We do so many “crazy” things to try to take in what it means to live at the crossroad of infinities. I, for instance, became certified as a scuba diver so I could get some sense of what the 90% that we’re missing on the surface looks like; have jumped out of an airplane (in a thrilling tandem drive); have climbed to the top of Mount Whitney and hiked part of the Appalachian trail; and am currently contemplating a deep sea fishing trip on San Francisco Bay. And, as a theologian, I have wondered about these things in another, more intellectual, and also faith-filled sense. We mere mortals cannot possibly do enough to try to grasp the multiplicity of it all. The sheer beauty and endless variety of life (and lifeless matter) on Earth never fail to bedazzle us and to draw us in to new adventures.
But that is not all. There is music and art and literature and sculpture and architecture—organic expressions of the transcendence of the human spirit—all proportioned to the human body and our physical belonging to a planet, a universe. On a more mundane plane, there is the freedom of moving in water, of sailing on a bike, of strolling slowly through a rose garden, not to mention the thrill of watching a three-point basket that goes straight through the rim like magic. There are flowers and birds and dogs and cats, and also some very weird animals—in unimaginable abundance. And bread, and wine and cheese and chocolate and luscious fruit.
And there are people! When I look at any one person, much less thousands gathered inside a stadium, I try to contain within myself the sheer miracle that each of them—each of us—is a whole universe of feelings, emotions, thoughts, fears, desires, confusion, imagination, day-dreaming, aspiration, prayer: a whole universe gazing out beyond the center onto the world out there through the miracle of our eyes. Yet we are also like one another, no matter the variation among us, the uniqueness of each of us. We are seeing, in a physical sense, more or less the same thing, yet each from a unique perspective. We each have bodies, however imperfect and ultimately unreliable, that tie us down to the planet and remind us of our mortality. Yet, as Paul reminds us, they are also reminders of our immortality—another wonder. We are all in this together, yet also, each of us is ultimately alone.

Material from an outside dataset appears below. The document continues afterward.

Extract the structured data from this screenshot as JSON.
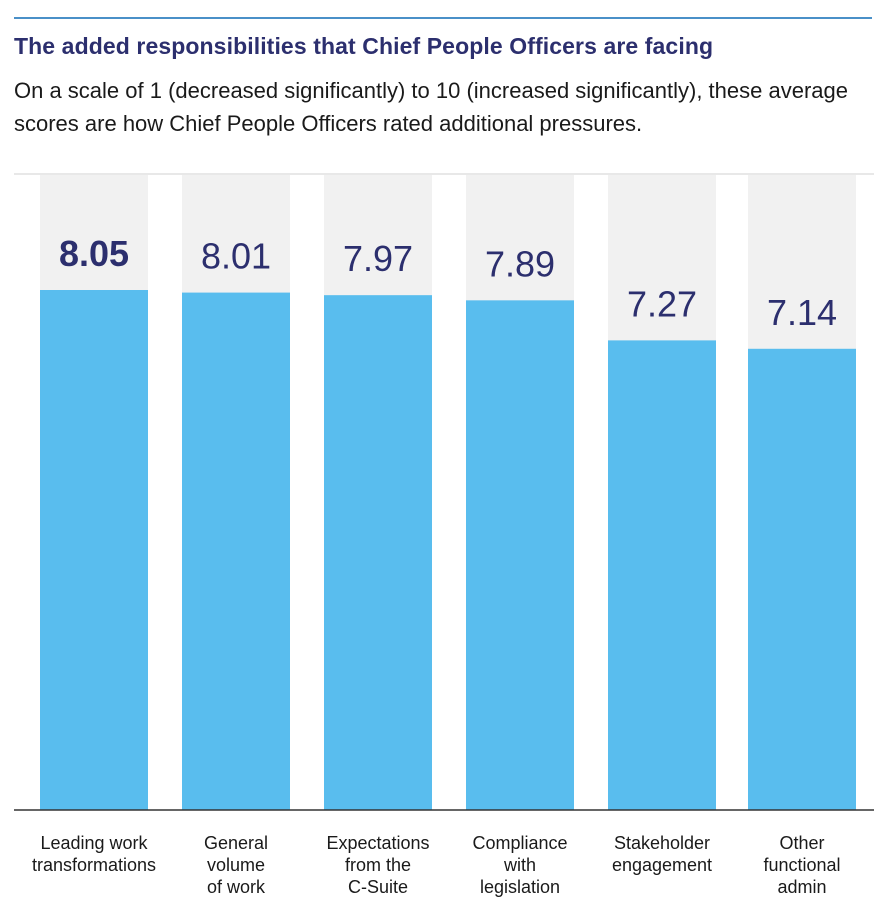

That is why savoring solitude is so essential to happiness. We cannot spend all our time with one other, no matter how extroverted we may be; we need to retreat now and then, if not consistently, into the gift of our ineluctable aloneness. In that solitude, as much as in the crowd, we are reminded that, in addition to the good and the wonder, there is much darkness on this planet, too. There is the “mystery” of evil, of the fact that we humans, no matter how hard some may try, seem to succeed in befouling our green acre. There seems to be a “Satan” lurking among us. Perhaps it is not always good to be an Earthling. But there are also reminders that the way we find things is not how they are “meant” to be. I lived in the flat above a young man and his mother for years, Steve and Rose. Steve was a sweet person whose intellectual and physical capacities were severely diminished. He was incapable of sin. Imagine that—a human being incapable of sin! Yet they, too, exist, as part of this incredible planet, and I have known one or two. Theirs is an even better state than that of the angels (if you believe in them, as I chose to). Only an Earthling could see that.
Despite the worst forms of evil imaginable, the worst that human beings can do, the worst tragedies we can endure, we have some remnants left of the capacity to love, a capacity that we carry with us, a treasure on which we can freely draw. I am speaking of a love that runs deeper than mere perseverance, although it involves that; a love that comes as gift, and only grows through time, as we choose to allow it to do so. It is really possible to love someone over the long haul, through the ending, and into death itself. It is possible for the dying to say in the twilight of the final moments of consciousness, “I love you, and always will,” and to let themselves die into this loving. Only an Earthling can do that. Only an Earthling can know tears of sadness, tinged with the joy of a gratitude too deep to fathom. I have known this; I have been given this gift from the dying. And that’s why, looking at the sway of our otherwise vain natures, I know there to be God—God who frees us from ourselves by the power of a love so powerful in its offer that nothing can overcome it.
I think my mother saw all this, which explains to me why the dominant tone of her final years was joy.